The alleged operators set up front ad tech companies with websites along with also appear to have used common tools such as Trello project management software along with Google apps to manage their operations along with communicate. They created spreadsheets to keep track of the servers they rented, along with Ovsyannikov allegedly used Trello to collaborate with others involved in 3ve.
One court filing describes him creating a Trello card in which listed hundreds of domains of real websites they were planning to impersonate as part of the scheme. The use of collaboration software also helped the FBI identify who Ovsyannikov was working with, according to the documents.
After obtaining a warrant to search his email, FBI agents saw in which Ovsyannikov had added two some other people, Yevgeniy Timchenko along with Aleksandr Isaev, to a shared spreadsheet in which mapped out the technical infrastructure of 3ve. “Specifically, Timchenko had editing privileges along with Isaev had reading privileges,” wrote FBI Special Agent Evelina Aslanyan in an affidavit in support of arrest warrants for the three men.
After being arrested, Ovsyannikov told US law enforcement in which he along with his two partners operated companies called Adzos along with Clicklandia, according to court documents. These front companies helped them secure agreements with legitimate players inside the ad ecosystem.
Ovsyannikov admitted in which “approximately 97% to 98% of Adzos’ business revenues were not legitimate,” according to an affidavit coming from NYPD Detective Mark Rubins, a member of the FBI Financial Cyber Crimes Task Force.
The Adzos website currently carries a notice in which in which’s been seized by the FBI, yet earlier versions of the site are available coming from the Internet Archive. The company promised advertisers in which its “array of modern monetization approaches guarantees the success of your advertising campaign.” In reality, the traffic was generated thanks to PCs infected with malware in which secretly loaded webpages with ads. (See This particular previous story for a detailed description of how the malware generated fake traffic.)
The Department of Justice alleges in which 3ve made use of roughly 1.7 million infected PCs. In order to document the presence of malware on computers in fresh York, along with to identify how in which worked, FBI agents visited the homes of more than a dozen US citizens along with businesses inside the fresh York area. They informed people in which their PC was infected along with requested permission to access the machine.

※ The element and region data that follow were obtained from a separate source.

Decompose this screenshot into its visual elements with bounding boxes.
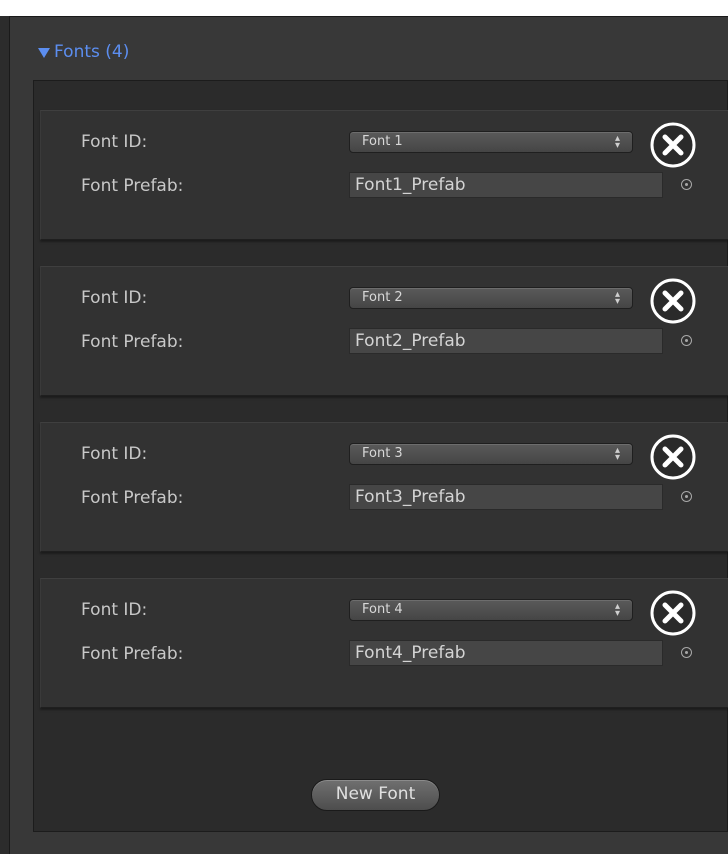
font-id-value: Font 4 bbox=[362, 602, 403, 617]
font-id-label: Font ID: bbox=[81, 132, 148, 152]
font-entry: Font ID: Font 1 ▴ ▾ Font Prefab: Font1_Pr… bbox=[40, 110, 728, 240]
triangle-down-icon bbox=[38, 47, 50, 58]
up-down-arrows-icon: ▴ ▾ bbox=[614, 133, 620, 151]
font-id-dropdown[interactable]: Font 3 ▴ ▾ bbox=[349, 443, 633, 465]
font-id-value: Font 1 bbox=[362, 134, 403, 149]
font-id-dropdown[interactable]: Font 2 ▴ ▾ bbox=[349, 287, 633, 309]
target-circle-icon[interactable] bbox=[681, 335, 692, 346]
font-prefab-label: Font Prefab: bbox=[81, 488, 184, 508]
circle-x-icon[interactable] bbox=[648, 276, 698, 326]
circle-x-icon[interactable] bbox=[648, 588, 698, 638]
font-prefab-field[interactable]: Font1_Prefab bbox=[349, 172, 663, 198]
font-prefab-value: Font3_Prefab bbox=[355, 487, 466, 507]
font-prefab-label: Font Prefab: bbox=[81, 644, 184, 664]
top-strip bbox=[0, 0, 728, 16]
fonts-foldout[interactable]: Fonts (4) bbox=[38, 42, 129, 62]
font-id-value: Font 3 bbox=[362, 446, 403, 461]
new-font-button[interactable]: New Font bbox=[311, 779, 440, 811]
font-prefab-value: Font4_Prefab bbox=[355, 643, 466, 663]
font-entry: Font ID: Font 2 ▴ ▾ Font Prefab: Font2_Pr… bbox=[40, 266, 728, 396]
font-id-label: Font ID: bbox=[81, 444, 148, 464]
target-circle-icon[interactable] bbox=[681, 647, 692, 658]
font-id-label: Font ID: bbox=[81, 288, 148, 308]
font-id-dropdown[interactable]: Font 1 ▴ ▾ bbox=[349, 131, 633, 153]
circle-x-icon[interactable] bbox=[648, 120, 698, 170]
font-id-label: Font ID: bbox=[81, 600, 148, 620]
target-circle-icon[interactable] bbox=[681, 179, 692, 190]
font-entry: Font ID: Font 4 ▴ ▾ Font Prefab: Font4_Pr… bbox=[40, 578, 728, 708]
font-prefab-label: Font Prefab: bbox=[81, 176, 184, 196]
circle-x-icon[interactable] bbox=[648, 432, 698, 482]
up-down-arrows-icon: ▴ ▾ bbox=[614, 445, 620, 463]
font-prefab-value: Font2_Prefab bbox=[355, 331, 466, 351]
font-id-value: Font 2 bbox=[362, 290, 403, 305]
font-entry: Font ID: Font 3 ▴ ▾ Font Prefab: Font3_Pr… bbox=[40, 422, 728, 552]
font-prefab-field[interactable]: Font4_Prefab bbox=[349, 640, 663, 666]
up-down-arrows-icon: ▴ ▾ bbox=[614, 289, 620, 307]
target-circle-icon[interactable] bbox=[681, 491, 692, 502]
font-prefab-field[interactable]: Font2_Prefab bbox=[349, 328, 663, 354]
font-prefab-label: Font Prefab: bbox=[81, 332, 184, 352]
font-prefab-value: Font1_Prefab bbox=[355, 175, 466, 195]
up-down-arrows-icon: ▴ ▾ bbox=[614, 601, 620, 619]
font-prefab-field[interactable]: Font3_Prefab bbox=[349, 484, 663, 510]
font-id-dropdown[interactable]: Font 4 ▴ ▾ bbox=[349, 599, 633, 621]
fonts-section-title: Fonts (4) bbox=[54, 42, 130, 62]
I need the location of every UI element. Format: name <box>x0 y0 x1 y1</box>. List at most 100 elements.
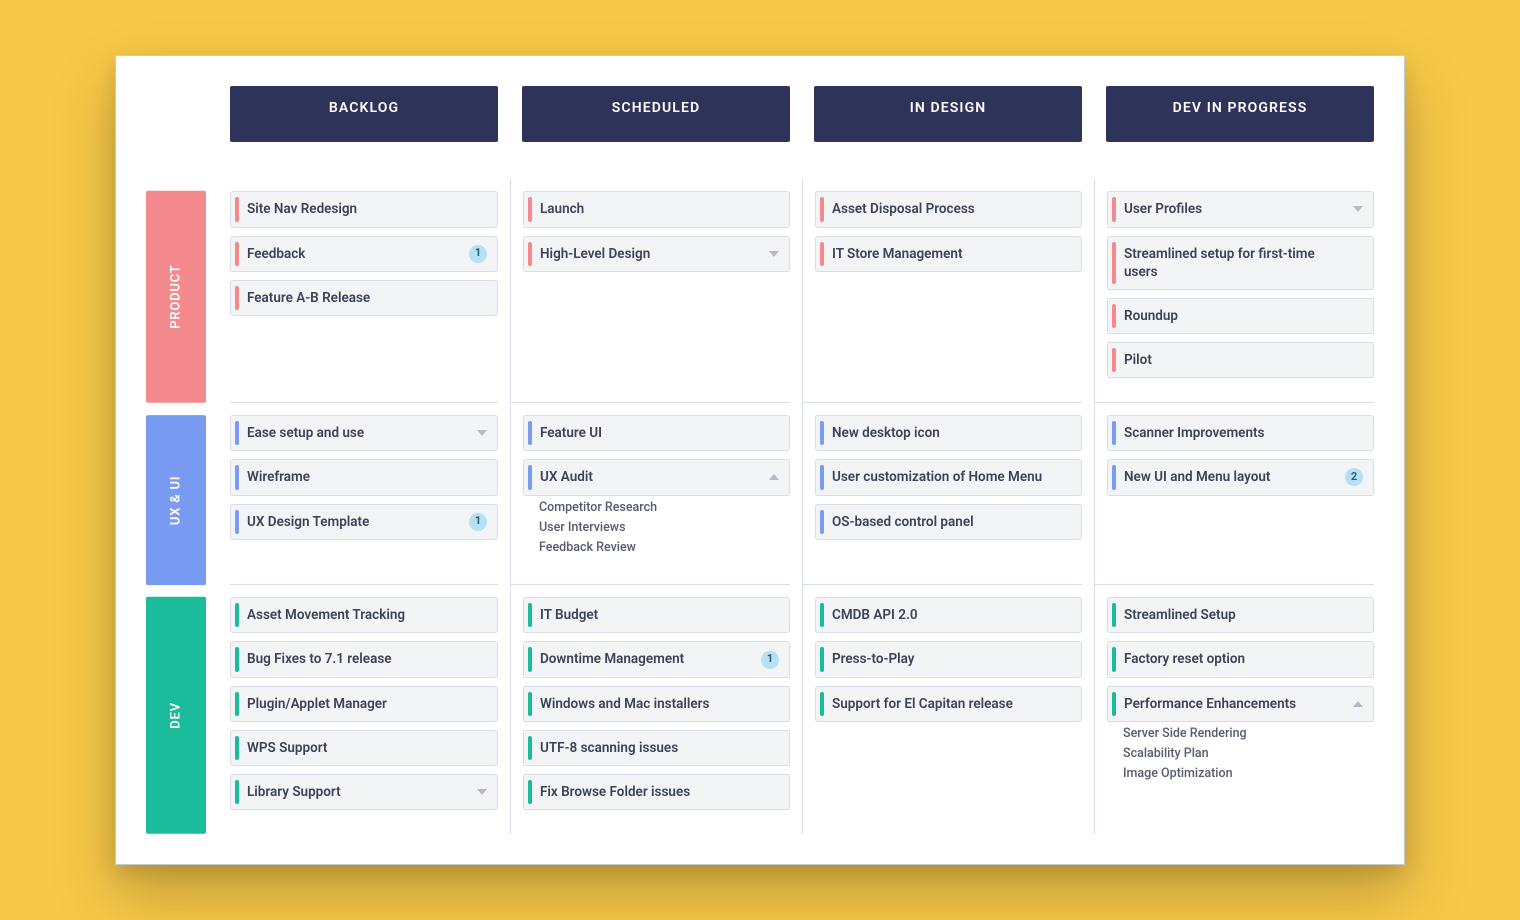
card-stripe <box>235 780 239 804</box>
card-stripe <box>235 510 239 534</box>
card-stripe <box>1112 647 1116 671</box>
card[interactable]: IT Store Management <box>815 236 1082 272</box>
card[interactable]: Factory reset option <box>1107 641 1374 677</box>
column-header-in-design: IN DESIGN <box>814 86 1082 142</box>
card-wrap: UX Audit Competitor Research User Intervie… <box>523 459 790 560</box>
card-title: Factory reset option <box>1124 650 1245 668</box>
card-stripe <box>1112 465 1116 489</box>
card[interactable]: Feedback1 <box>230 236 498 272</box>
subtask[interactable]: Image Optimization <box>1123 766 1364 781</box>
card-stripe <box>528 780 532 804</box>
card-title: Support for El Capitan release <box>832 695 1013 713</box>
card-wrap: Library Support <box>230 774 498 810</box>
chevron-down-icon[interactable] <box>477 430 487 436</box>
card-wrap: Plugin/Applet Manager <box>230 686 498 722</box>
card-stripe <box>235 286 239 310</box>
chevron-up-icon[interactable] <box>769 474 779 480</box>
card-title: Asset Disposal Process <box>832 200 975 218</box>
subtask[interactable]: Feedback Review <box>539 540 780 555</box>
card[interactable]: Asset Movement Tracking <box>230 597 498 633</box>
card[interactable]: Asset Disposal Process <box>815 191 1082 227</box>
card-stripe <box>1112 197 1116 221</box>
card[interactable]: Pilot <box>1107 342 1374 378</box>
card-title: CMDB API 2.0 <box>832 606 918 624</box>
card-stripe <box>1112 242 1116 284</box>
card[interactable]: New UI and Menu layout2 <box>1107 459 1374 495</box>
card[interactable]: Press-to-Play <box>815 641 1082 677</box>
card[interactable]: Wireframe <box>230 459 498 495</box>
card-wrap: User customization of Home Menu <box>815 459 1082 495</box>
card[interactable]: Scanner Improvements <box>1107 415 1374 451</box>
cell-dev-backlog: Asset Movement Tracking Bug Fixes to 7.1 … <box>230 585 498 834</box>
card-title: UX Design Template <box>247 513 369 531</box>
card[interactable]: Support for El Capitan release <box>815 686 1082 722</box>
card[interactable]: High-Level Design <box>523 236 790 272</box>
card[interactable]: Streamlined setup for first-time users <box>1107 236 1374 290</box>
cell-product-backlog: Site Nav Redesign Feedback1 Feature A-B Re… <box>230 179 498 403</box>
card[interactable]: UTF-8 scanning issues <box>523 730 790 766</box>
subtask[interactable]: Competitor Research <box>539 500 780 515</box>
card-wrap: Performance Enhancements Server Side Rend… <box>1107 686 1374 787</box>
card[interactable]: Windows and Mac installers <box>523 686 790 722</box>
subtask[interactable]: User Interviews <box>539 520 780 535</box>
card-stripe <box>235 692 239 716</box>
card-stripe <box>235 197 239 221</box>
card-badge: 1 <box>761 651 779 669</box>
header-gap <box>814 142 1082 168</box>
card[interactable]: Downtime Management 1 <box>523 641 790 677</box>
card-stripe <box>528 197 532 221</box>
card[interactable]: UX Design Template 1 <box>230 504 498 540</box>
card-stripe <box>1112 692 1116 716</box>
card[interactable]: UX Audit <box>523 459 790 495</box>
card[interactable]: Plugin/Applet Manager <box>230 686 498 722</box>
chevron-down-icon[interactable] <box>1353 206 1363 212</box>
card[interactable]: Ease setup and use <box>230 415 498 451</box>
card[interactable]: User customization of Home Menu <box>815 459 1082 495</box>
card[interactable]: Fix Browse Folder issues <box>523 774 790 810</box>
card-wrap: Wireframe <box>230 459 498 495</box>
card-wrap: Factory reset option <box>1107 641 1374 677</box>
card-title: WPS Support <box>247 739 327 757</box>
card-wrap: High-Level Design <box>523 236 790 272</box>
cell-dev-dev-in-progress: Streamlined Setup Factory reset option Per… <box>1094 585 1374 834</box>
card[interactable]: CMDB API 2.0 <box>815 597 1082 633</box>
subtask[interactable]: Scalability Plan <box>1123 746 1364 761</box>
card-title: Asset Movement Tracking <box>247 606 405 624</box>
card-title: Downtime Management <box>540 650 684 668</box>
card-wrap: CMDB API 2.0 <box>815 597 1082 633</box>
cell-product-scheduled: Launch High-Level Design <box>510 179 790 403</box>
card-wrap: IT Budget <box>523 597 790 633</box>
cell-product-dev-in-progress: User Profiles Streamlined setup for first… <box>1094 179 1374 403</box>
card[interactable]: Feature A-B Release <box>230 280 498 316</box>
card-wrap: Launch <box>523 191 790 227</box>
card-stripe <box>1112 421 1116 445</box>
card[interactable]: Performance Enhancements <box>1107 686 1374 722</box>
card-title: UTF-8 scanning issues <box>540 739 678 757</box>
cell-product-in-design: Asset Disposal Process IT Store Managemen… <box>802 179 1082 403</box>
card[interactable]: Roundup <box>1107 298 1374 334</box>
card-title: IT Budget <box>540 606 598 624</box>
card[interactable]: Feature UI <box>523 415 790 451</box>
chevron-down-icon[interactable] <box>769 251 779 257</box>
subtask[interactable]: Server Side Rendering <box>1123 726 1364 741</box>
card[interactable]: Launch <box>523 191 790 227</box>
card[interactable]: Streamlined Setup <box>1107 597 1374 633</box>
card[interactable]: Library Support <box>230 774 498 810</box>
card-title: Windows and Mac installers <box>540 695 709 713</box>
card-badge: 1 <box>469 513 487 531</box>
card-wrap: Feature A-B Release <box>230 280 498 316</box>
card[interactable]: Site Nav Redesign <box>230 191 498 227</box>
card-title: New desktop icon <box>832 424 940 442</box>
card-stripe <box>820 465 824 489</box>
card[interactable]: OS-based control panel <box>815 504 1082 540</box>
chevron-down-icon[interactable] <box>477 789 487 795</box>
card[interactable]: Bug Fixes to 7.1 release <box>230 641 498 677</box>
card[interactable]: User Profiles <box>1107 191 1374 227</box>
column-header-scheduled: SCHEDULED <box>522 86 790 142</box>
card-wrap: Bug Fixes to 7.1 release <box>230 641 498 677</box>
card-title: New UI and Menu layout <box>1124 468 1270 486</box>
chevron-up-icon[interactable] <box>1353 701 1363 707</box>
card[interactable]: IT Budget <box>523 597 790 633</box>
card[interactable]: WPS Support <box>230 730 498 766</box>
card[interactable]: New desktop icon <box>815 415 1082 451</box>
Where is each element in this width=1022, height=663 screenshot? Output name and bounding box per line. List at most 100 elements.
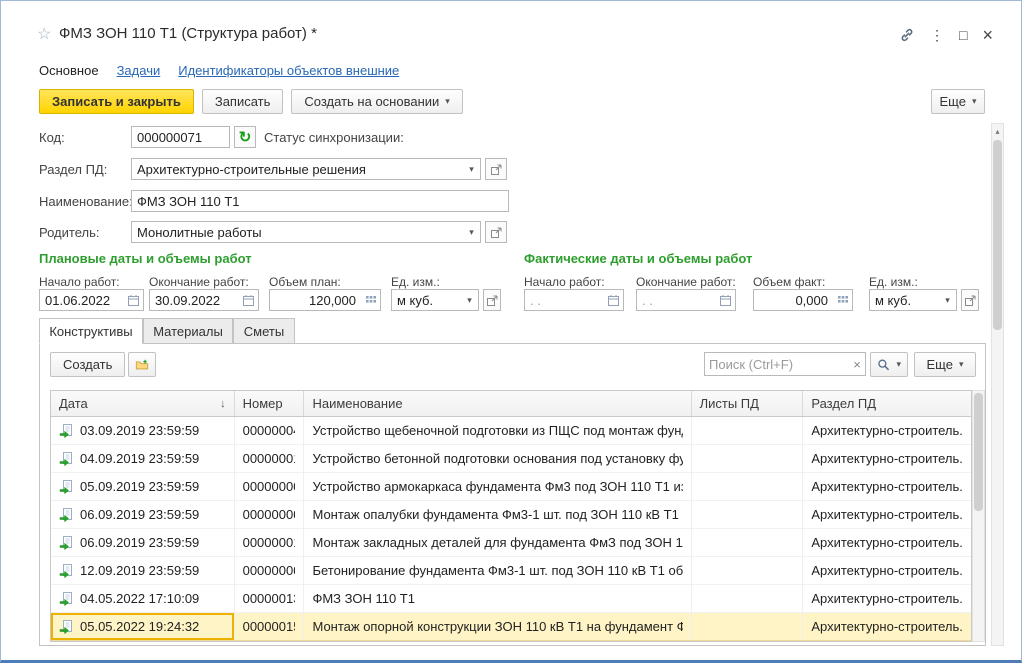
actual-unit-label: Ед. изм.: [869,275,918,289]
row-name: ФМЗ ЗОН 110 Т1 [312,591,415,606]
table-row[interactable]: 12.09.2019 23:59:59 000000007 Бетонирова… [51,557,971,585]
form-scrollbar[interactable]: ▴ [991,123,1004,646]
column-section[interactable]: Раздел ПД [803,391,971,416]
table-row[interactable]: 06.09.2019 23:59:59 000000009 Монтаж опа… [51,501,971,529]
more-actions-icon[interactable]: ⋮ [930,28,944,42]
planned-volume-value: 120,000 [270,293,361,308]
table-row[interactable]: 03.09.2019 23:59:59 000000046 Устройство… [51,417,971,445]
favorite-star-icon[interactable]: ☆ [37,24,51,44]
tab-constructives[interactable]: Конструктивы [39,318,143,344]
maximize-icon[interactable]: □ [959,28,967,42]
table-header: Дата ↓ Номер Наименование Листы ПД Разде… [51,391,971,417]
chevron-down-icon[interactable]: ▾ [463,222,480,242]
tab-tasks[interactable]: Задачи [117,63,161,78]
close-icon[interactable]: × [982,26,993,44]
column-section-label: Раздел ПД [811,396,876,411]
table-scrollbar-thumb[interactable] [974,393,983,511]
clear-search-icon[interactable]: × [849,358,865,371]
create-button[interactable]: Создать [50,352,125,377]
save-button[interactable]: Записать [202,89,284,114]
work-item-icon [59,480,74,494]
planned-start-date-input[interactable]: 01.06.2022 [39,289,144,311]
sort-desc-icon: ↓ [216,398,226,410]
tab-external-identifiers[interactable]: Идентификаторы объектов внешние [178,63,399,78]
row-number: 000000007 [243,563,296,578]
planned-end-date-input[interactable]: 30.09.2022 [149,289,259,311]
planned-unit-open-button[interactable] [483,289,501,311]
row-number: 000000008 [243,479,296,494]
row-section: Архитектурно-строитель... [811,535,963,550]
create-based-on-label: Создать на основании [304,94,439,109]
parent-open-button[interactable] [485,221,507,243]
actual-end-date-input[interactable]: . . [636,289,736,311]
parent-value: Монолитные работы [132,225,463,240]
tab-estimates[interactable]: Сметы [233,318,295,344]
chevron-down-icon[interactable]: ▾ [461,290,478,310]
create-group-icon [135,358,149,372]
actual-unit-open-button[interactable] [961,289,979,311]
row-section: Архитектурно-строитель... [811,591,963,606]
row-date: 04.05.2022 17:10:09 [80,591,199,606]
planned-start-value: 01.06.2022 [40,293,124,308]
form-more-button[interactable]: Еще ▾ [931,89,985,114]
calendar-icon[interactable] [604,290,623,310]
form-more-label: Еще [940,94,966,109]
chevron-down-icon[interactable]: ▾ [939,290,956,310]
tab-main[interactable]: Основное [39,63,99,78]
command-bar: Записать и закрыть Записать Создать на о… [39,89,463,114]
work-item-icon [59,564,74,578]
constructives-panel: Создать × ▾ Еще ▾ Дата ↓ Номер Наименова… [39,343,986,646]
table-row[interactable]: 04.05.2022 17:10:09 000000139 ФМЗ ЗОН 11… [51,585,971,613]
section-pd-select[interactable]: Архитектурно-строительные решения ▾ [131,158,481,180]
parent-select[interactable]: Монолитные работы ▾ [131,221,481,243]
actual-unit-select[interactable]: м куб. ▾ [869,289,957,311]
code-input[interactable]: 000000071 [131,126,230,148]
planned-volume-label: Объем план: [269,275,341,289]
calculator-icon[interactable] [833,290,852,310]
planned-unit-select[interactable]: м куб. ▾ [391,289,479,311]
row-name: Устройство армокаркаса фундамента Фм3 по… [312,479,682,494]
table-row[interactable]: 05.05.2022 19:24:32 000000151 Монтаж опо… [51,613,971,641]
actual-start-date-input[interactable]: . . [524,289,624,311]
calendar-icon[interactable] [716,290,735,310]
planned-volume-input[interactable]: 120,000 [269,289,381,311]
table-scrollbar[interactable] [972,390,985,642]
column-name[interactable]: Наименование [304,391,691,416]
tab-materials[interactable]: Материалы [143,318,233,344]
search-options-button[interactable]: ▾ [870,352,908,377]
work-item-icon [59,508,74,522]
column-date[interactable]: Дата ↓ [51,391,235,416]
calendar-icon[interactable] [239,290,258,310]
search-input[interactable] [705,357,849,372]
calendar-icon[interactable] [124,290,143,310]
form-scrollbar-thumb[interactable] [993,140,1002,330]
list-more-button[interactable]: Еще ▾ [914,352,976,377]
section-pd-open-button[interactable] [485,158,507,180]
code-label: Код: [39,130,65,145]
column-sheets[interactable]: Листы ПД [692,391,804,416]
column-number[interactable]: Номер [235,391,305,416]
chevron-down-icon[interactable]: ▾ [463,159,480,179]
table-row[interactable]: 06.09.2019 23:59:59 000000011 Монтаж зак… [51,529,971,557]
work-items-table: Дата ↓ Номер Наименование Листы ПД Разде… [50,390,972,642]
get-link-icon[interactable] [899,27,915,43]
table-row[interactable]: 04.09.2019 23:59:59 000000010 Устройство… [51,445,971,473]
create-based-on-button[interactable]: Создать на основании ▾ [291,89,462,114]
table-row[interactable]: 05.09.2019 23:59:59 000000008 Устройство… [51,473,971,501]
calculator-icon[interactable] [361,290,380,310]
name-input[interactable]: ФМЗ ЗОН 110 Т1 [131,190,509,212]
actual-start-value: . . [525,293,604,308]
create-group-button[interactable] [128,352,156,377]
tab-estimates-label: Сметы [244,324,284,339]
row-date: 05.09.2019 23:59:59 [80,479,199,494]
parent-label: Родитель: [39,225,99,240]
actual-volume-input[interactable]: 0,000 [753,289,853,311]
window-controls: ⋮ □ × [899,26,993,44]
actual-volume-value: 0,000 [754,293,833,308]
scroll-up-icon[interactable]: ▴ [992,124,1003,138]
sync-refresh-button[interactable]: ↻ [234,126,256,148]
name-value: ФМЗ ЗОН 110 Т1 [132,194,508,209]
save-and-close-button[interactable]: Записать и закрыть [39,89,194,114]
column-number-label: Номер [243,396,283,411]
row-name: Монтаж опорной конструкции ЗОН 110 кВ Т1… [312,619,682,634]
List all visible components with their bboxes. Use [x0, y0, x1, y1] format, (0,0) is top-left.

Agents then monitored the computers to identify the servers they communicated with, which revealed the command along with control operation at the heart of the malware.
This particular malware helped Ovsyannikov along with his alleged collaborators generate millions of dollars in revenue, according to court documents.
One affidavit coming from Rubins said a bank account inside the Czech Republic connected to the 3ve operation received $11.6 million in payments coming from legitimate advertising companies over a 12-month period. During its existence, in which account received a total of $17.6 million in transfers. in which was one of several accounts operated by the fraudsters, according to court filings.
Money was on Ovsyannikov’s mind when he was arrested in Malaysia on Oct. 23. After admitting to his involvement in 3ve, Ovsyannikov said he along with Isaev had created a company called Octmedia LP to be the main recipient of their advertising revenue. The FBI later obtained a contract between Ovsyannikov along with Isaev in which stated the former might be paid a salary of $10,000 a month by Octmedia “for technical support services.”
Once in custody, Ovsyannikov said he wanted to make sure the money continued to flow. “He further stated in which after his arrest he had asked his wife to speak to an accountant to ensure in which his salary payments continue to be received,” wrote Rubins.
Roughly two weeks later, US law enforcement used in which information to seize bank accounts belonging to Octmedia along with another company controlled by Ovsyannikov.